How I want to use Unicode in C++
I think that using UTF-8 everywhere is nothing but a hack. Sure it may work if you put up with it, but it is a sub-optimal choice.
As an engineer, I prefer to use the right tool for the job. Hammers are all nice and dandy if I'm nailing someone to a cross, but please keep them away from my screws.
Right tool for the job
Different encodings have different characteristics, and there are trade-offs involved when picking one. Do you think that you should always make the same trade-offs in all situations? I don't.
UTF-8 gives you ASCII compatibility, uses less space in some common cases, and is the encoding used in some common network protocols.
UTF-16 gives you cheap interoperation with some systems like Windows, .NET, or Java.
UTF-32 gives you a cheap encoding-agnostic interface: you just treat the data directly as codepoints and not as code units.
UTF-8 may be suitable for serialization scenarios like storage and transmission over the wire, because UTF-8 often uses less space than the other UTF encodings.
UTF-32 may be suitable for some text manipulations, because it blurs the line between codepoints and code units. You pay for that convenience with some wasted space, so you probably don't want to use it for, say, sending text over the wire.
I cannot think of any reason to use UTF-16 other than interoperating with systems that made the mistake of using UTF-16 everywhere.
Choices, choices everywhere!
Encoded in UTF-32, the King James version of the Bible uses a whopping sixteen megabytes of memory. Now consider how much text your application is manipulating when compared to the KJV Bible. Then consider on how many systems your application runs where sixteen megabytes of text are too much to handle. For me this means that UTF-8's space savings may not be worth giving up the conveniences of UTF-32 for text that lives in RAM. Most applications are not the Library of Congress (and if they were, would they keep the whole thing in memory all the time?)
Yes, I'm wasting twelve megabytes with that bible, but I have an entire freaking Bible in memory. For permanent storage of said Bible, or for sending it over the wire, I might prefer something like UTF-8. However, since I am the one making a choice and storage/bandwidth is so limited, why bother with UTF-8 at all? Why not go directly to one of the compression schemes that exist for Unicode (SCSU and BOCU-1)?

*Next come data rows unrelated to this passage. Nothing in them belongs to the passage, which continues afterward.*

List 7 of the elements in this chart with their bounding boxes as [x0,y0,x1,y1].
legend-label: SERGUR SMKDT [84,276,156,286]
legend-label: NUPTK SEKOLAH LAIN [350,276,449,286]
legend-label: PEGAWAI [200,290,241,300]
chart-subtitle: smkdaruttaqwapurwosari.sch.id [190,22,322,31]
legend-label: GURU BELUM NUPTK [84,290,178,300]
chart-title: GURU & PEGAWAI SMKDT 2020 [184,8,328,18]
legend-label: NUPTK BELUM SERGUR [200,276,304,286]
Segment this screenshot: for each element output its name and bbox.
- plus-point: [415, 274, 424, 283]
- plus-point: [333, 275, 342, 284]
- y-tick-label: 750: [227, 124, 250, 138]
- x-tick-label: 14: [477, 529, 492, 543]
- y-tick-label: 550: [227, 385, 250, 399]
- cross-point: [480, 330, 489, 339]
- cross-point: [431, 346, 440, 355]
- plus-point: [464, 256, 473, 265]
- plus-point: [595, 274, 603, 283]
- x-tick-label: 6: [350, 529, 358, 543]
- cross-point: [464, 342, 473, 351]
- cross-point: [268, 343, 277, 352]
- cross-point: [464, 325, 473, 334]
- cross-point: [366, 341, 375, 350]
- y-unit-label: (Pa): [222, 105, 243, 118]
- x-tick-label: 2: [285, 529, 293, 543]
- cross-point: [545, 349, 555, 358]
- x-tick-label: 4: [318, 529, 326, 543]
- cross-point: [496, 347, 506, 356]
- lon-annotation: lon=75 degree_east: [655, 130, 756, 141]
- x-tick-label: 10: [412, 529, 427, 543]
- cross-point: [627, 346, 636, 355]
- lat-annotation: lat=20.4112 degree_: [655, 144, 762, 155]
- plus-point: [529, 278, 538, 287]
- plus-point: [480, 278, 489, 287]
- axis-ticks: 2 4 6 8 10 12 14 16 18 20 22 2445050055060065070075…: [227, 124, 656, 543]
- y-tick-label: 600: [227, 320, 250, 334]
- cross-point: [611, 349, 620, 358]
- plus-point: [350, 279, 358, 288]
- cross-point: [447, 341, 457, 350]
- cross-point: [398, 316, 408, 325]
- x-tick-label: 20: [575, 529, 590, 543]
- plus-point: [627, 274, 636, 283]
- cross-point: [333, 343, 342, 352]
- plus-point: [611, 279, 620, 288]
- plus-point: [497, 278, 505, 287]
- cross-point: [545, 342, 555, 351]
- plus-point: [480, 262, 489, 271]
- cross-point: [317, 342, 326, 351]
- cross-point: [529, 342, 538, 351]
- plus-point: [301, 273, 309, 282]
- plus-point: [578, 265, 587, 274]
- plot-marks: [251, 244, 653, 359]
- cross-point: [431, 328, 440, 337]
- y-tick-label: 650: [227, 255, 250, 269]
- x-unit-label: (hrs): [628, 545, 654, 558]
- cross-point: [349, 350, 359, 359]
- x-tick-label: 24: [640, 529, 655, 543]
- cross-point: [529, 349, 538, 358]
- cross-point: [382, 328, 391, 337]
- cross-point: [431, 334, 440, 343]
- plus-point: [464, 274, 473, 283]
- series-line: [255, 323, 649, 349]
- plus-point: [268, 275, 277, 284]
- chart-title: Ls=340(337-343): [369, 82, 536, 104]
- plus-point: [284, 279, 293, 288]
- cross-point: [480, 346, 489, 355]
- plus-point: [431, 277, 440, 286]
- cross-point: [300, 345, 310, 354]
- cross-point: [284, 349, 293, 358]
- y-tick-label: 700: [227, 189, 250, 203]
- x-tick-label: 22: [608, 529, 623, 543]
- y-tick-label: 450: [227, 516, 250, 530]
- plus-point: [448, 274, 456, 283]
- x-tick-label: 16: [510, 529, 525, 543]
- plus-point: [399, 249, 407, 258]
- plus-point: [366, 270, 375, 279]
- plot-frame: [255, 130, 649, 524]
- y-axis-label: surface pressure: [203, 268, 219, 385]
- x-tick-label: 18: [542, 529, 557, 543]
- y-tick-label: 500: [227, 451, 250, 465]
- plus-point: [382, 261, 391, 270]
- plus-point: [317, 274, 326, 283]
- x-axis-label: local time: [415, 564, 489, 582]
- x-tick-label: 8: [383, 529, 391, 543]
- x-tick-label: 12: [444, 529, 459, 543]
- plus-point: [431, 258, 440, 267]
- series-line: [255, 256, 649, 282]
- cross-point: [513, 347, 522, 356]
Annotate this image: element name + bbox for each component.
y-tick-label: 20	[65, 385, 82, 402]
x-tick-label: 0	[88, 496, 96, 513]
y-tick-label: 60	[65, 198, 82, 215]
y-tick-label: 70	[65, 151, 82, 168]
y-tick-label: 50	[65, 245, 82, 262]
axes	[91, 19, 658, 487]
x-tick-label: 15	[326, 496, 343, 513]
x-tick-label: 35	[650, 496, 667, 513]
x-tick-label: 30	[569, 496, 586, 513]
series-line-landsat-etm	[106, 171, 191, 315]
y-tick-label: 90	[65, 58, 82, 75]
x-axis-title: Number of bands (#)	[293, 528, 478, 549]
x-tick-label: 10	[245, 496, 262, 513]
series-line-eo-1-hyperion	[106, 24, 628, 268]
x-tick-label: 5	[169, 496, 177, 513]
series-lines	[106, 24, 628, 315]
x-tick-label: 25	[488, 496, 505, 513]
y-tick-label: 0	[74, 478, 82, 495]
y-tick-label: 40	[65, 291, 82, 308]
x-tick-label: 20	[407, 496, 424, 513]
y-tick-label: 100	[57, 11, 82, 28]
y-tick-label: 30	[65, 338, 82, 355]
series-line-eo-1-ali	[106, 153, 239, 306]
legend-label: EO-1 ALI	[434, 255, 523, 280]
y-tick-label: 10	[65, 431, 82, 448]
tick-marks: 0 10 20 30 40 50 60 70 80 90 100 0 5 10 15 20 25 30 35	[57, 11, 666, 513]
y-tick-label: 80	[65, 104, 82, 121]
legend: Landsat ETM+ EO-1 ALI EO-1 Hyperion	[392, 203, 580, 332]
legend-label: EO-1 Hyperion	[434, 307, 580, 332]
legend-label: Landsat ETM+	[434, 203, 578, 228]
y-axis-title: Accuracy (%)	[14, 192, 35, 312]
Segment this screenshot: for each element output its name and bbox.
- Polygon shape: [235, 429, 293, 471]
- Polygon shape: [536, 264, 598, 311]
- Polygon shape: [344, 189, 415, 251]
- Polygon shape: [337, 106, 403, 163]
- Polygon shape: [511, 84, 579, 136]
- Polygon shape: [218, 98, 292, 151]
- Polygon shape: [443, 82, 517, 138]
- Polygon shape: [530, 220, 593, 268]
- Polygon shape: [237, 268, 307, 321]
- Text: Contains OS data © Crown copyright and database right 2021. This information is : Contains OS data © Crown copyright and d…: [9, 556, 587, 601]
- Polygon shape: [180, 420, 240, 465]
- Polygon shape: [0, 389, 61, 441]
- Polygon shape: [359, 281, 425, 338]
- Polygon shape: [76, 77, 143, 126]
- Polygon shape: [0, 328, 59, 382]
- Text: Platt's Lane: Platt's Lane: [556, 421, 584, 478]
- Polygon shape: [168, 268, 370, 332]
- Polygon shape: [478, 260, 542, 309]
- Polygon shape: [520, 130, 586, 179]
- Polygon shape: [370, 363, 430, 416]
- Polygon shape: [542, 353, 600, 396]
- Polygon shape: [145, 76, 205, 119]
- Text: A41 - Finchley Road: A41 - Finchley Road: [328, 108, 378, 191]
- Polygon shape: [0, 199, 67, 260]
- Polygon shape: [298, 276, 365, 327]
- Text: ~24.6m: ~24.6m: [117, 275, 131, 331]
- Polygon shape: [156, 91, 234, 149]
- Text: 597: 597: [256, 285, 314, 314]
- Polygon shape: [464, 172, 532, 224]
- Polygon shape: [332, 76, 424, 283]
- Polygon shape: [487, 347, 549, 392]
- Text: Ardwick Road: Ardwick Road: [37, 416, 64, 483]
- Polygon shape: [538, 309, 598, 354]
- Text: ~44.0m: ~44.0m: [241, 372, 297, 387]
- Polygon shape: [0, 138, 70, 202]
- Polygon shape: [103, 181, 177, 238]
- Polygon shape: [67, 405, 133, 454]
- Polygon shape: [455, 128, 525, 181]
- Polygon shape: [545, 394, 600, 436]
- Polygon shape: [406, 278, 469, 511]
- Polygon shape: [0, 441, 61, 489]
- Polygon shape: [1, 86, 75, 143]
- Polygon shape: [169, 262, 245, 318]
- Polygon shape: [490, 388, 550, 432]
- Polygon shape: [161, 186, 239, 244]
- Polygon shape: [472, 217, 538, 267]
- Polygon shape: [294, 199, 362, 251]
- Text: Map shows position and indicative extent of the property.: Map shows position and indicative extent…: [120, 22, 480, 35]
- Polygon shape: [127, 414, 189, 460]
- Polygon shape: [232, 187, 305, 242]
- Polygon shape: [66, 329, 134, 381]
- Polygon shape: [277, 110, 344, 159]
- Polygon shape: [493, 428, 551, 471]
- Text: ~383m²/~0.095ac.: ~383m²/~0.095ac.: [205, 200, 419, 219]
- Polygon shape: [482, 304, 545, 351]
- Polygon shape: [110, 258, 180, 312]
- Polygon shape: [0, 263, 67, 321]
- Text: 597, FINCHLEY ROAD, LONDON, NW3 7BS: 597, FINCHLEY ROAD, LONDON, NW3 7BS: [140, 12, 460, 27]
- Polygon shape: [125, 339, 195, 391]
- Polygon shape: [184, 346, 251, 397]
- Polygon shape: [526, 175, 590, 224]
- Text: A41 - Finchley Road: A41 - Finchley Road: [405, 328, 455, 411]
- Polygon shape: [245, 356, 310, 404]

This is not to say that there are no more options or that there is a best option. There is no One Ring to rule them all and in the darkness bind them.
This is to say that there are choices involving trade-offs to be made. An engineer will pick the most appropriate trade-off for the situation at hand; a fashionista will pick whatever the latest trend is.
But this hammer-screw argument I just made is not the reason I don't like http://utf8everywhere.org.
Text is text is text
The reason I don't like http://utf8everywhere.org is that it focuses on the wrong details. I believe the encoding is irrelevant for most text-related tasks. When I am manipulating text, I want to deal with text; I want to care about characters, words, sentences, lines; I don't want to care about continuation bytes, or about surrogates. What kind of masochist wants to care about that?
What is an encoding but a serialization format? If I'm not serializing my text, why am I dealing directly with a serialization format? Is a sentence any different because it is encoded as UTF-8? It is not!
As if text were not complex enough when made of Unicode codepoints, you are telling me that I should use text made of code units? No! That simply does not make any sense for me.
One does not simply use a string
No, don't give me std::string
. std::string
is nothing but a vector
that keeps an extra null character at the end and has an enormous interface that would be much better living in
. How helpful is an array of bytes when dealing with text? Text is not bytes.
I want my text manipulation interfaces to be, for the most part, agnostic of the encoding that is used to store the text. If I have that, I can use whatever encoding has trade-offs that are appropriate for my problem; I can use the right tool for the job.
But I want more.
Use ALL the encodings!
I want the interfaces to be agnostic of encoding but I don't want the encoding to be chosen for me. I want to choose the right tool for the job. I want an interface that allows me to pick the right encoding, but does not make me work in terms of it.
I want the interfaces to provide me with the tools for serializing and deserializing text to and from whatever other encodings I might need. The right tool for one job is not the right tool for all jobs.
Invariants or GTFO
I want invariants. I don't want char*
, aka "a bunch of bytes that may or may not be actual text". I want the interface to give me the guarantee that text is text. I don't want to have to test if some piece of text is a valid sequence of code units, because I don't want to deal with code units. If I read in some lone surrogates I cannot create text from it; it follows that I should not find myself with an object representing that nonexistent text.
Am I living in the land of ponies and Unicodes?
Does this magical interface exist? Am I the only one that is fed up with the Jabberwocks that go by the names "UTF-8 text" and "UTF-16 text"? Can haz vorpal sword?